Confessions of a Superhero is a damned good documentary, an interesting exploration about the dream to become famous, or at least a practicing artist, told from the perspectives of DC's holy trinity of comic book characters, Superman, Batman, and Wonder Woman, and with Joe McQueen, the Incredible Hulk. Superman is Christopher Dennis, obviously, and Jennifer Gerht plays Wonder Woman. Maxwell Allen is Batman. Most of this you wouldn't know without IMDB, however, because the movie refers to them, and in fact, the actors refer to themselves, as the character names.

Most of the documentaries I enjoy don't necessarily have a strong arc. This one does, but what makes it work is the sheer character. You feel for and get to know every character in an intimate, strong way, warts and all. There's very little cover here for failings. In fact, you might say what makes this movie great is that it exposes a number of them in a raw way. Narcissism. Anger. Fear. Homelessness. Drugs. When Joe walks up to where he used to sleep and talks about being shooed away by footsteps in the morning, you realize, yeah, he's not faking this.

Of all of the characters, I feel for Joe the most, and I haven't exactly put my finger on why. I think it's because most of the characters, as strange as they may have their lives, have support structure, but it appears that Joe is really struggling and suffering, living in an apartment with the mattress on the floor, as I used to, and having dealt with homelessness. It's a real point of greatness in the film when you see him catching a break and popping into a movie role. There's also that suit, which you literally see him sweltering and blacking out in over the course of the film.

Jennifer, Wonder Woman, surprises me the most out of all of the characters involved. She's extraordinarily beautiful, she has a strong, solid family behind her, and if the acting scene they show is any inclination, she's obviously got talent, and yet, of all the characters, her IMDB is the only one that lists no credits. Hollywood either churns and spits out the beauty like it's going out of style, or getting a part, no matter how beautiful, is just as hard as it is to publish a book, and she has my sympathy in that regard.

Batman is... well, like the comic Batman, Batman's got issues. I think of all the characters, he's the most inadvertently hilarious to watch, mostly because he spends most of the image portraying himself as a violent, angry mobster type. He declares that he has a black belt in tae kwan do, and yet has failings doing Heian Shodan, a very basic kata. To give you an idea, I've been in karate for about a year now, and I learned that kata in about the third month. Becoming black belt takes (varying) three to six years. You can also tell, watching his eyes, that he's lying half the time. But nonetheless, it's pretty interesting to watch someone, ponder their motivations for creating fictions for themselves, and imagine what must have inspired them.

Our own Jeffrey Bridges got to see Christopher's abode, which is here displayed in fully glory and from multiple angles. The man is a bit of a hoarder, but I don't know if you can call it compulsive hoarding, given the size of their apartment. I know a compulsive hoarder, and the definition of clinical is when it stops you from doing what you need to do to survive. Otherwise it can be just a really bad habit. At least, that's how I justify my comics. Hey-o! But regardless, one of the key and pivotal character insights comes from the standee of Superman from Superman Returns, where Dennis literally is speaking next to a standee that says, "How do you measure up to Superman?" Most of the film is Christopher trying to find his place in a world that openly mocks him, and for that he has my extraordinary empathy, and it is a real point that pulls you into the film.

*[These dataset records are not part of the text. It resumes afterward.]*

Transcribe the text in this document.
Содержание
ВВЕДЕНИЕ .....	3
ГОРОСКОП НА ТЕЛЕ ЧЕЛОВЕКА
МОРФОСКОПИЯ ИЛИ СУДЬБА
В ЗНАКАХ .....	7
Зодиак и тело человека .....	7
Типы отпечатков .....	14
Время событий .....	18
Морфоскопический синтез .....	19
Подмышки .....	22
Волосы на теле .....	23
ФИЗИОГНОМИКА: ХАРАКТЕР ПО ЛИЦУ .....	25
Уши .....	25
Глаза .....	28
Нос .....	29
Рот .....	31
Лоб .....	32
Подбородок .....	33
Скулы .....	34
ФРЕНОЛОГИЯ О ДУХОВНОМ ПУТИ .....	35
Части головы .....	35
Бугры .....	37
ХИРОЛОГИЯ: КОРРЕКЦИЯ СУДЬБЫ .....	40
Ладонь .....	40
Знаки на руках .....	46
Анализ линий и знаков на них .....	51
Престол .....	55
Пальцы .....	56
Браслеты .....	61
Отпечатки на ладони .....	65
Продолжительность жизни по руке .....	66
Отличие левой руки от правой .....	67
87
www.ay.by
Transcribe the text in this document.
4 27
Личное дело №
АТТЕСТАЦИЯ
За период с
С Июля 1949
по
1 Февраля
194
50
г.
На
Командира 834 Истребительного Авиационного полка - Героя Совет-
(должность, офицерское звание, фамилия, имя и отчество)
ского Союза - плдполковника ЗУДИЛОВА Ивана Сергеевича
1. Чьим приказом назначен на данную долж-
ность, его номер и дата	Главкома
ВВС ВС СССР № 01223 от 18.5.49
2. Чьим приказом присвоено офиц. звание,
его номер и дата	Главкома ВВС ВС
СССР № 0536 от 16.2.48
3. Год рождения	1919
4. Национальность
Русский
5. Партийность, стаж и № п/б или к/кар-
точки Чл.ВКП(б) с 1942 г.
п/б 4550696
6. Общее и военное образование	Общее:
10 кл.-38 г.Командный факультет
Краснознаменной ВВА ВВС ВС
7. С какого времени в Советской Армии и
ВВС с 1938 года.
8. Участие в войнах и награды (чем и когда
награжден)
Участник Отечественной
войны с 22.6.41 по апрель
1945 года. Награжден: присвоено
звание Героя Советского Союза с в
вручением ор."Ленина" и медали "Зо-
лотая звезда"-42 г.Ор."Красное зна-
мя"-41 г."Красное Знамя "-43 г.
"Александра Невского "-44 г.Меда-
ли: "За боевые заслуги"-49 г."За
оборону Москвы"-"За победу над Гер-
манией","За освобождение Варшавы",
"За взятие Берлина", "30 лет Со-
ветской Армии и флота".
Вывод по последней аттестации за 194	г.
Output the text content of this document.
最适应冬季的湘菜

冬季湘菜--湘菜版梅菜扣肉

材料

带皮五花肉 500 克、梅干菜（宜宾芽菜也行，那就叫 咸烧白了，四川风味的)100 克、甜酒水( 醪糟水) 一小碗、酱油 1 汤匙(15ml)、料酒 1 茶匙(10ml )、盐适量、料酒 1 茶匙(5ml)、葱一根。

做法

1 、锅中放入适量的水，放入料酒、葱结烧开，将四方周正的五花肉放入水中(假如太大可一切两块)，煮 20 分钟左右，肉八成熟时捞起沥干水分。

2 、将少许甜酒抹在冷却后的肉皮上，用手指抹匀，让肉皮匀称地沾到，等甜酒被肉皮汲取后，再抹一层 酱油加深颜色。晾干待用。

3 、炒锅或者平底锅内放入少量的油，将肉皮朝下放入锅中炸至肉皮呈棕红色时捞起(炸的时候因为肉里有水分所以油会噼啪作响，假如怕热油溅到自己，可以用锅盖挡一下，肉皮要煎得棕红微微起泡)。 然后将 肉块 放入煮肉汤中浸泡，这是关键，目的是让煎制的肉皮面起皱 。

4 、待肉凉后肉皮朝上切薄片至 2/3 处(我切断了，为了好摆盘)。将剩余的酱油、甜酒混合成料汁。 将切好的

The cinematography is also insanely good. The pictures pop. Well made pictures coupled with human beings who evolve into characters fantastically make this well worth a watch.

Dennis sold me his own copy in LA, mostly so that I could see the extras, which he said were great. They are. I listened to the commentary, checked out the extra scenes, and they're well worth the price of admission.

I enjoyed this film quite a bit, and felt happy to have spent 22 dollars on it. Honestly, I hope I run into Chris again, and wish all involved the best of luck. It's obvious they're struggling in a crazy world.